Serve with some toasted focaccia (or a Gluten Free alternative)
*Gluten Free – Although I make every effort to ensure that the ingredients listed are gluten free, you should double check at the time of using as products change their base ingredients frequently
Mussels are in season in any month that has an ‘R’ is the old British adage, and this classic French\Belgian recipe is a restaurant classic which is deceptively easy to replicate at home.
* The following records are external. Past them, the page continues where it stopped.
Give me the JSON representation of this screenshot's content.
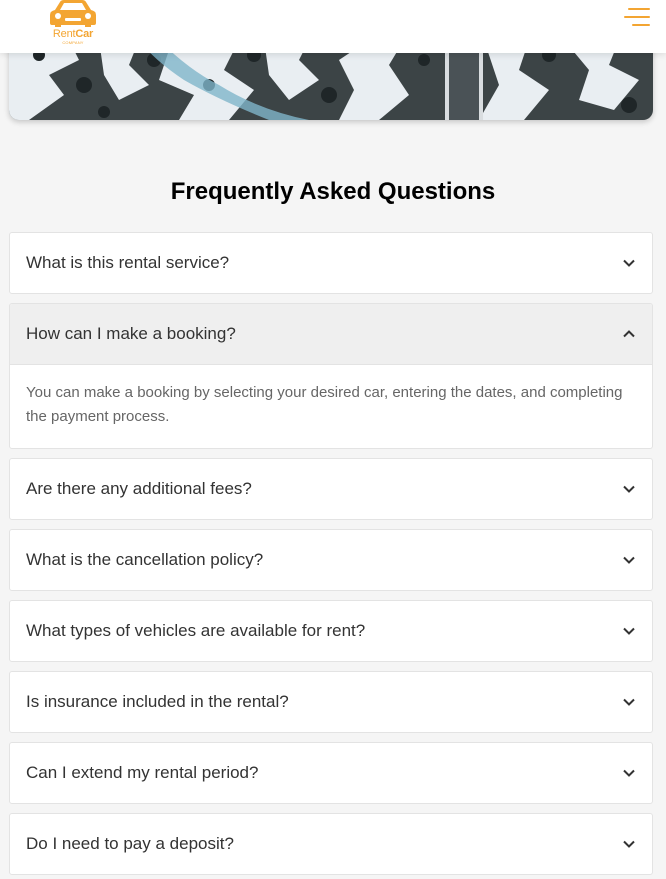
{
  "header": {
    "logo_rent": "Rent",
    "logo_car": "Car",
    "logo_sub": "COMPANY"
  },
  "faq": {
    "title": "Frequently Asked Questions",
    "items": [
      {
        "question": "What is this rental service?",
        "open": false
      },
      {
        "question": "How can I make a booking?",
        "open": true,
        "answer": "You can make a booking by selecting your desired car, entering the dates, and completing the payment process."
      },
      {
        "question": "Are there any additional fees?",
        "open": false
      },
      {
        "question": "What is the cancellation policy?",
        "open": false
      },
      {
        "question": "What types of vehicles are available for rent?",
        "open": false
      },
      {
        "question": "Is insurance included in the rental?",
        "open": false
      },
      {
        "question": "Can I extend my rental period?",
        "open": false
      },
      {
        "question": "Do I need to pay a deposit?",
        "open": false
      }
    ]
  },
  "colors": {
    "brand": "#f3a532",
    "open_header_bg": "#efefef"
  },
  "icons": {
    "logo": "car-icon",
    "menu": "hamburger-menu-icon",
    "collapsed": "chevron-down-icon",
    "expanded": "chevron-up-icon"
  }
}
Although I love the mussels, my favourite part of the dish is the creamy white wine sauce, mopped up with fresh crusty bread, like a home-made Irish Soda Bread.
1.75kg fresh live mussels
1 garlic clove, finely chopped
2 shallots, finely chopped
a bouquet garni of tied parsley stalks, thyme stems and bay leaves
100ml dry white wine or cider
120ml double cream
handful of parsley leaves, coarsley chopped
Serves 4 – Gluten Free*
Wash the mussels under plenty of cold, running water, discarding any open ones that won’t close when lightly squeezed ot tapped.
Pull out the tough, fibrous beards protruding from between the tightly closed shells and then knock off any barnacles with the back of a large knife, giving the mussels another quick rinse to remove any little pieces of shell and beard.
Soften the garlic and shallots in the butter with the bouquet garni, in a large pan big enough to take all the mussels (it should only be half full so that thay have enough space to steam).
Add the mussels and wine or cider, turn up the heat, then cover and steam them open in their own juices for 3-4 minutes.
Give the pan a good shake every now and then.
Remove the bouquet garni, add the cream and chopped parsley and remove from the heat.
Spoon into four large warmed bowls (discarding any closed mussels)
Serve with lots of crusty bread (chose your favourtie Gluten free bread for a gluten free version), to mop up the creamy sauce.
*Gluten Free – Although I make every effort to ensure that the ingredients list are gluten free, you should double check at the time of using as products change their base ingredients frequently
I saw this recipe on the television a couple of weeks ago while flicking through the less frequented satellite channels, Hugh’s mackerel, oatmeal, rhubarb, taken from Hugh’s Three Good Things on More4. Hugh Fearnley-Whittingstall has recognised a simple pattern that underpins so many well-loved dishes – that they are little more or less than three good things on a plate.
This trifecta of ingredients fits that bill to perfection and tastes as good as it looks
Place in a pan with the sugar, thyme leaves, if using, and 1 tablespoon water.
Partially cover with a lid and cook gently, at a bare simmer, for 5–7 minutes. Don’t stir the rhubarb or it will lose its shape.
When it is tender, remove the pan from the heat.
Season the mackerel fillets all over with salt and pepper.
Spread out the oatmeal on a plate, I sieved the oatmeal first and used the larger grains that were left in the sieve
Coat the fillets on both sides, pressing the oatmeal on well and gently shaking off any loose bits. (For a decent coating, the mackerel should be ‘tacky’. If the oatmeal doesn’t stick, brush the fillets with just a little milk, and try again.)
Heat about 2 tablespoons oil in a large frying pan over a medium heat.
Add the mackerel fillets, flesh side down, and cook for 3 minutes, until the oatmeal coating is crispy and golden brown.
Then carefully flip them over and cook for 2 minutes on the skin side, until cooked through.
Transfer the fish to warm plates and accompany with a spoonful of the warm rhubarb compote.